Comment by agwa

5 years ago

> a mandatory training where leadership read out emails from customers telling us how we let them down and lost their trust

Is that normal at Google? Making people feel bad for an outage doesn't seem consistent with the "blameless postmortem" culture promoted in the SRE book[1].

[1] https://sre.google/sre-book/postmortem-culture/

"Blameless Postmortem" does not mean "No Consequences", even if people often want to interpret it that way. If an organization determines that a disconnect between ground work and a customer's experience is a contributing factor to poor decision making then they might conclude that making engineers more emotionally invested in their customers could be a viable path forward.

  • Relentless customer service is never going to screw you over in my experience... It pains me that we have to constantly play these games of abstraction between engineer and customer. You are presumably working a job which involves some business and some customer. It is not a fucking daycare. If any of my customers are pissed about their experience, I want to be on the phone with them as soon as humanly possible and I want to hear it myself. Yes, it is a dreadful experience to get bitched at, but it also sharpens your focus like you wouldn't believe when you can't just throw a problem to the guy behind you.

    By all means, put the support/enhancement requests through a separate channel+buffer so everyone can actually get work done during the day. But, at no point should an engineer ever be allowed to feel like they don't have to answer to some customer. If you are terrified a junior dev is going to say a naughty phrase to a VIP, then invent an internal customer for them to answer to, and diligently proxy the end customer's sentiment for the engineer's benefit.

    • I think of this is terms of empathy: every engineer should be able to provide a quick and accurate answer to "What do our customers want?

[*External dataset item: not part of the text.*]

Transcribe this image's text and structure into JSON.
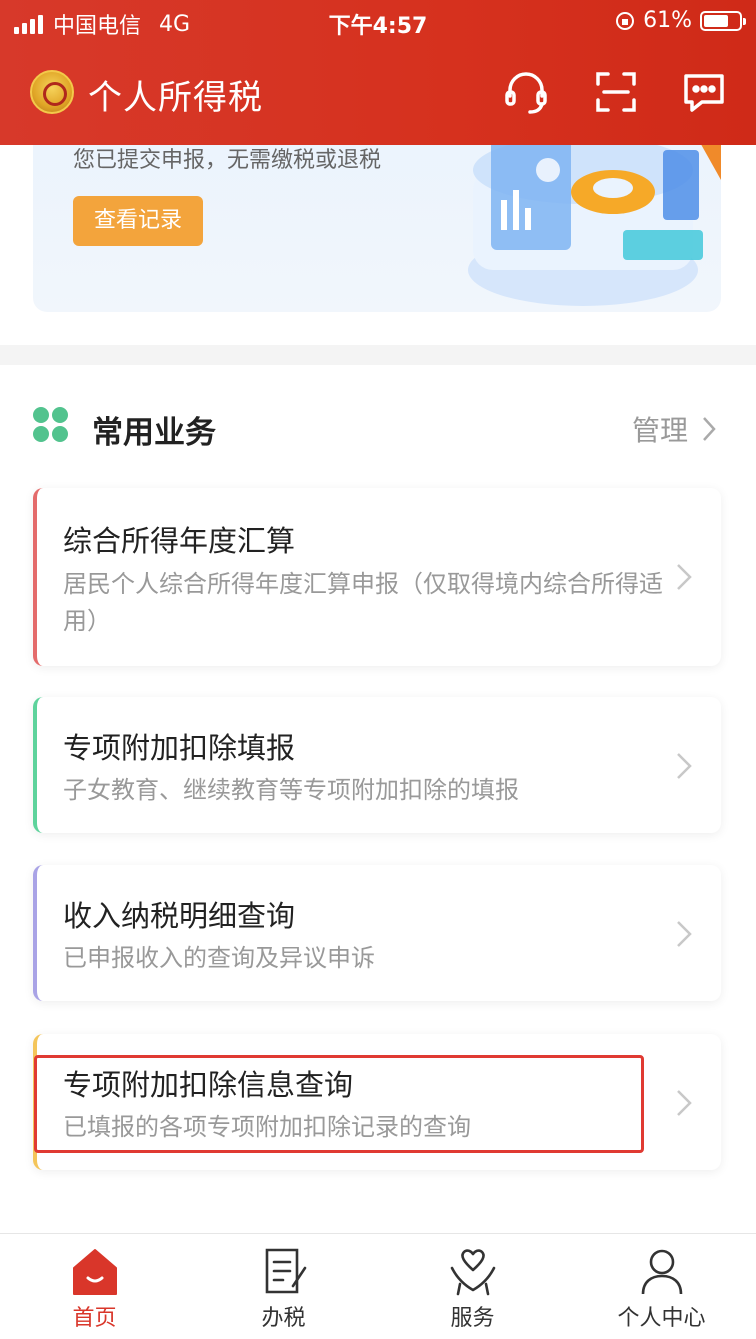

And how do they use our product?"

      I'm not talking esoterica, but at least a first approximation.

      4 replies →

  • From the SRE book: "For a postmortem to be truly blameless, it must focus on identifying the contributing causes of the incident without indicting any individual or team for bad or inappropriate behavior. A blamelessly written postmortem assumes that everyone involved in an incident had good intentions and did the right thing with the information they had. If a culture of finger pointing and shaming individuals or teams for doing the 'wrong' thing prevails, people will not bring issues to light for fear of punishment."

    If it's really the case that engineers are lacking information about the impact that outages have on customers (which seems rather unlikely), then leadership needs to find a way to provide them with that information without reading customer emails about how the engineers "let them down", which is blameful.

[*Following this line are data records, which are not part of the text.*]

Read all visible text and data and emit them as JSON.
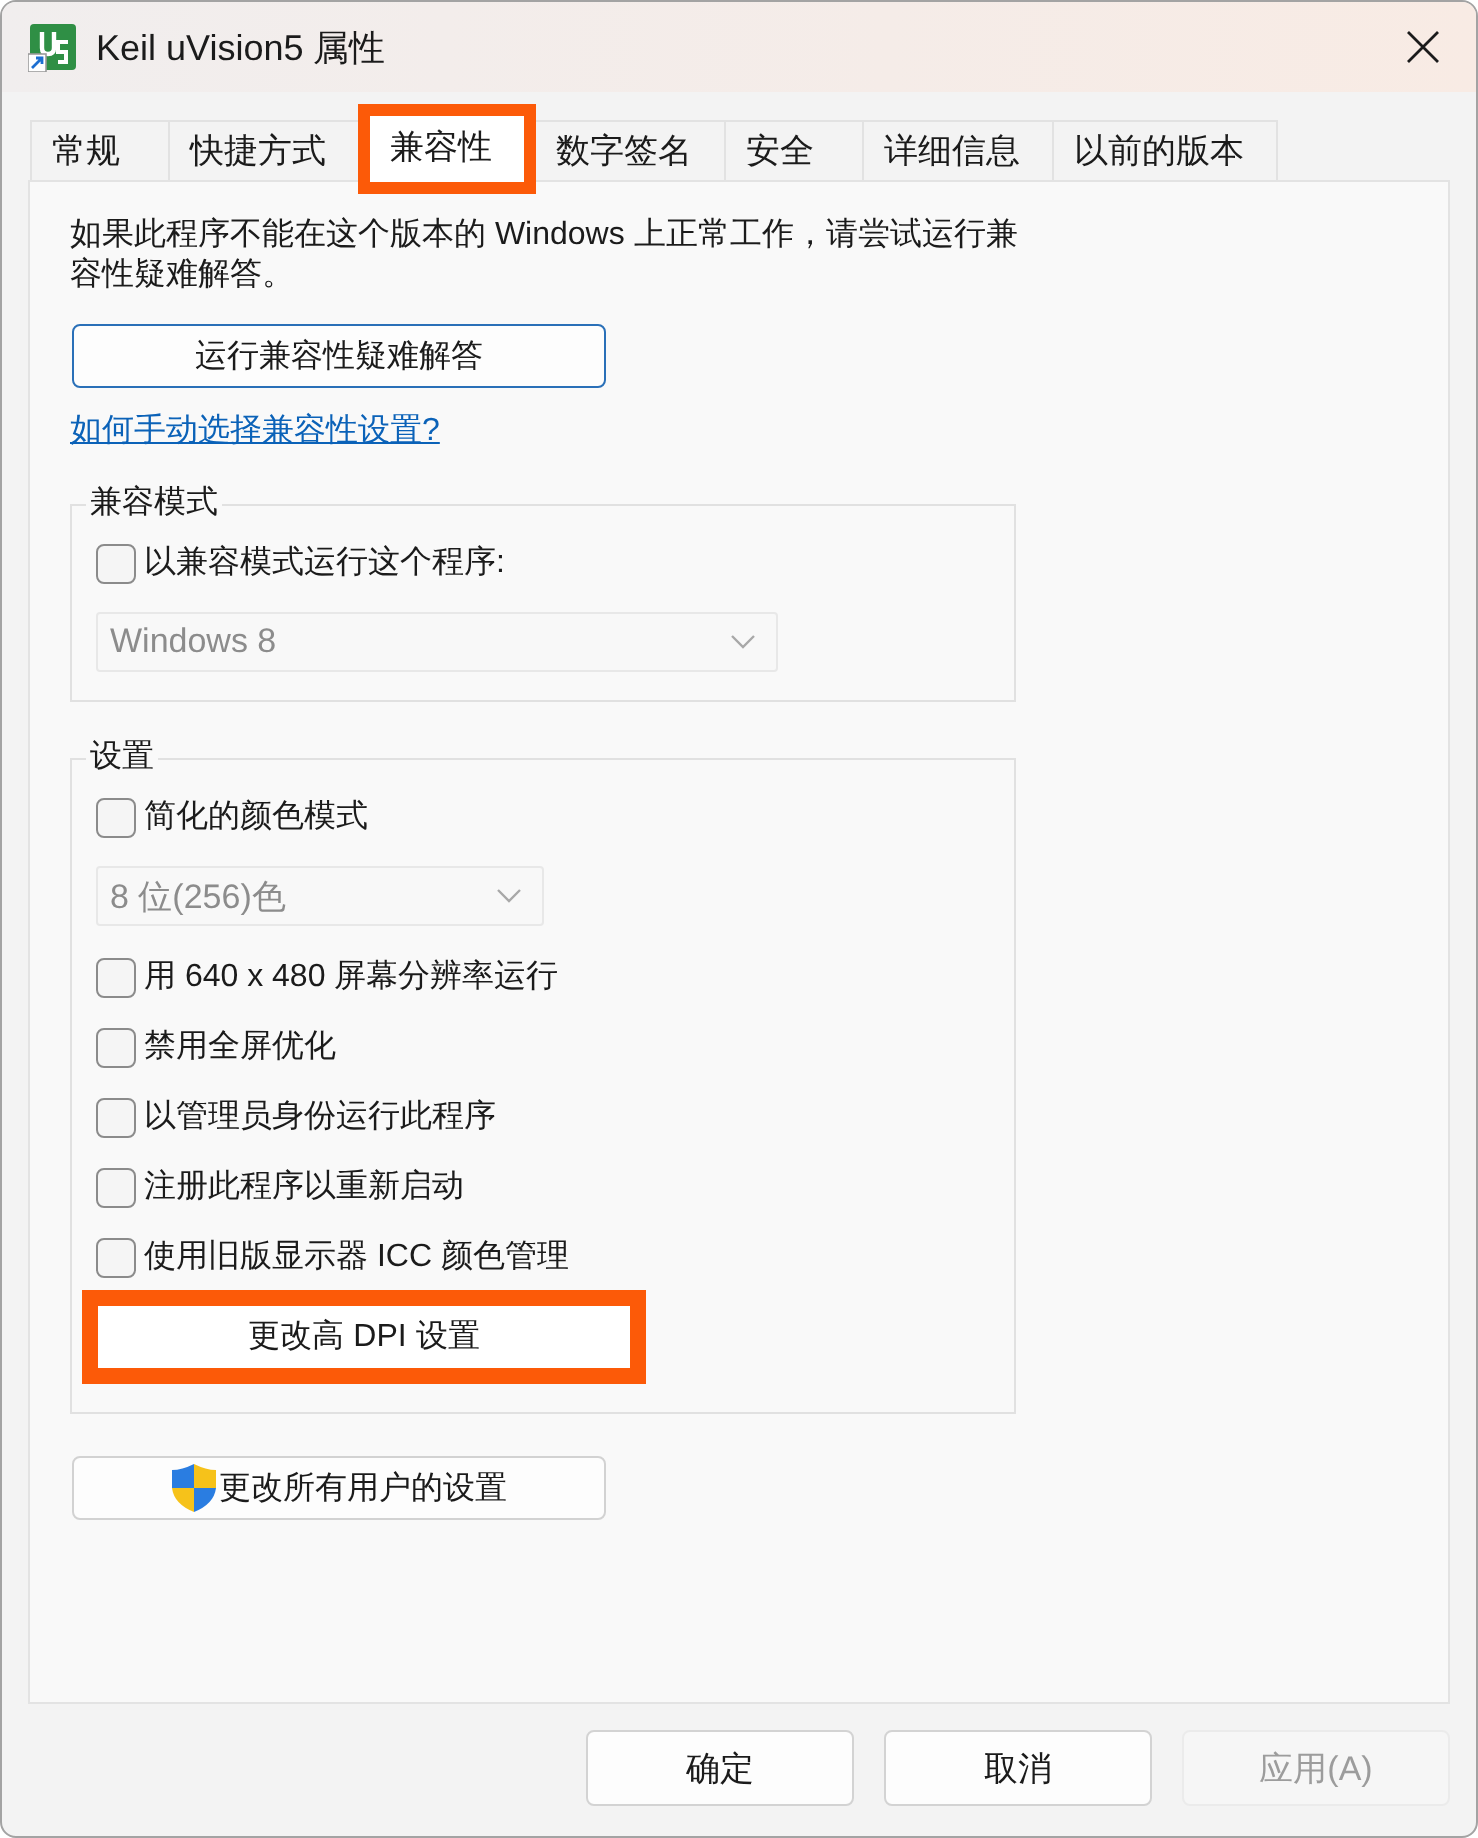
{
  "window": {
    "title": "Keil uVision5 属性"
  },
  "tabs": [
    {
      "label": "常规",
      "selected": false,
      "highlighted": false
    },
    {
      "label": "快捷方式",
      "selected": false,
      "highlighted": false
    },
    {
      "label": "兼容性",
      "selected": true,
      "highlighted": true
    },
    {
      "label": "数字签名",
      "selected": false,
      "highlighted": false
    },
    {
      "label": "安全",
      "selected": false,
      "highlighted": false
    },
    {
      "label": "详细信息",
      "selected": false,
      "highlighted": false
    },
    {
      "label": "以前的版本",
      "selected": false,
      "highlighted": false
    }
  ],
  "intro": "如果此程序不能在这个版本的 Windows 上正常工作，请尝试运行兼容性疑难解答。",
  "troubleshoot_button": {
    "label": "运行兼容性疑难解答",
    "default": true
  },
  "help_link": "如何手动选择兼容性设置?",
  "groups": [
    {
      "title": "兼容模式",
      "items": [
        {
          "kind": "checkbox",
          "label": "以兼容模式运行这个程序:",
          "checked": false
        },
        {
          "kind": "dropdown",
          "value": "Windows 8",
          "disabled": true
        }
      ]
    },
    {
      "title": "设置",
      "items": [
        {
          "kind": "checkbox",
          "label": "简化的颜色模式",
          "checked": false
        },
        {
          "kind": "dropdown",
          "value": "8 位(256)色",
          "disabled": true
        },
        {
          "kind": "checkbox",
          "label": "用 640 x 480 屏幕分辨率运行",
          "checked": false
        },
        {
          "kind": "checkbox",
          "label": "禁用全屏优化",
          "checked": false
        },
        {
          "kind": "checkbox",
          "label": "以管理员身份运行此程序",
          "checked": false
        },
        {
          "kind": "checkbox",
          "label": "注册此程序以重新启动",
          "checked": false
        },
        {
          "kind": "checkbox",
          "label": "使用旧版显示器 ICC 颜色管理",
          "checked": false
        },
        {
          "kind": "button",
          "label": "更改高 DPI 设置",
          "highlighted": true
        }
      ]
    }
  ],
  "all_users_button": {
    "label": "更改所有用户的设置"
  },
  "footer_buttons": [
    {
      "label": "确定",
      "disabled": false
    },
    {
      "label": "取消",
      "disabled": false
    },
    {
      "label": "应用(A)",
      "disabled": true
    }
  ]
}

    Furthermore, making engineers "emotionally invested" doesn't provide concrete guidance on how to make better decisions in the future. A blameless portmortem does, but you're less likely to get good postmortems if engineers fear shaming and punishment, which reading those customer emails is a minor form of.

    • I work at Google and have written more than a few blameless postmortems. You don't need to quote things to me.

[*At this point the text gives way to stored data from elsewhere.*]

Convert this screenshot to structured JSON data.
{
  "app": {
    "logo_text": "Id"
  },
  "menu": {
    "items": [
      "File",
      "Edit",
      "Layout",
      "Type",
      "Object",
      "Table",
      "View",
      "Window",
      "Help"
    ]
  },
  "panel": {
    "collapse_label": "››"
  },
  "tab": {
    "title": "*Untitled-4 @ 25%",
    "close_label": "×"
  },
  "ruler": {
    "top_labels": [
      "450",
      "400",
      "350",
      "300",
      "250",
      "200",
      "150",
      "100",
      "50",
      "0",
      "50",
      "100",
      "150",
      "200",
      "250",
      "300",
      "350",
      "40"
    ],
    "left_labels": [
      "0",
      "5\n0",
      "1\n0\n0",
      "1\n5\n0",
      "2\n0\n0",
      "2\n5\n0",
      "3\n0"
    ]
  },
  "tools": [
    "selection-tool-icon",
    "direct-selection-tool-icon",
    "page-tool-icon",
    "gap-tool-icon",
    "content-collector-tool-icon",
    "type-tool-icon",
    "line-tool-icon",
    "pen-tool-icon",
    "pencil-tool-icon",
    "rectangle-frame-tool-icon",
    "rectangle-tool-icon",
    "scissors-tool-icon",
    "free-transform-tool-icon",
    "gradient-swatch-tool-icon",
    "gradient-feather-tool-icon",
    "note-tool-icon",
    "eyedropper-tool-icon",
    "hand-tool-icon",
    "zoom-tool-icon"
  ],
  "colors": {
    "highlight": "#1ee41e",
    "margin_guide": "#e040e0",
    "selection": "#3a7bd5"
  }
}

      Is what was described above "finger pointing or shaming"? I don't work in TI so I didn't experience this meeting but it doesn't seem like it is. It also doesn't sound to me like this was the only outcome, where the execs just wagged their fingers at engineers and called it a day. Of course there'd be all sorts of process improvements derived from an understanding of the various system causes that led to an outage.

      2 replies →

Not the original googler responding, but I have never experienced what they describe.

Postmortems are always blameless in the sense that "Somebody fat fingered it" is not an acceptable explanation for the causes of an incident - the possibility to fat finger it in the first place must be identified and eliminated.

Opinions are my own, as always

  • > Not the original googler responding, but I have never experienced what they describe.

    I have also never experienced this outside of this single instance. It was bizarre, but tried to reinforce the point that something needed to change -- it was the latest in a string of major customer-facing outages across various parts of TI, potentially pointing to cultural issues with how we build things.

    (And that's not wrong, there are plenty of internal memes about the focus on building new systems and rewarding complexity, while not emphasizing maintainability.)

    Usually mandatory trainings are things like "how to avoid being sued" or "how to avoid leaking confidential information". Not "you need to follow these rules or else all of Cloud burns down; look, we're already hemorrhaging customer goodwill."

    As I said, there was significant scar tissue associated with this event, probably caused in large part by the initial reaction by leadership.

I assume it was training for all SREs, like "this is why we're all doing so much to prevent it from reoccurring"

I don't think Google really cares about listening to their users. I have spent more than 6 hours trying to get simple warranty issues resolved. I wish they had to feel the pain of their actions and decisions.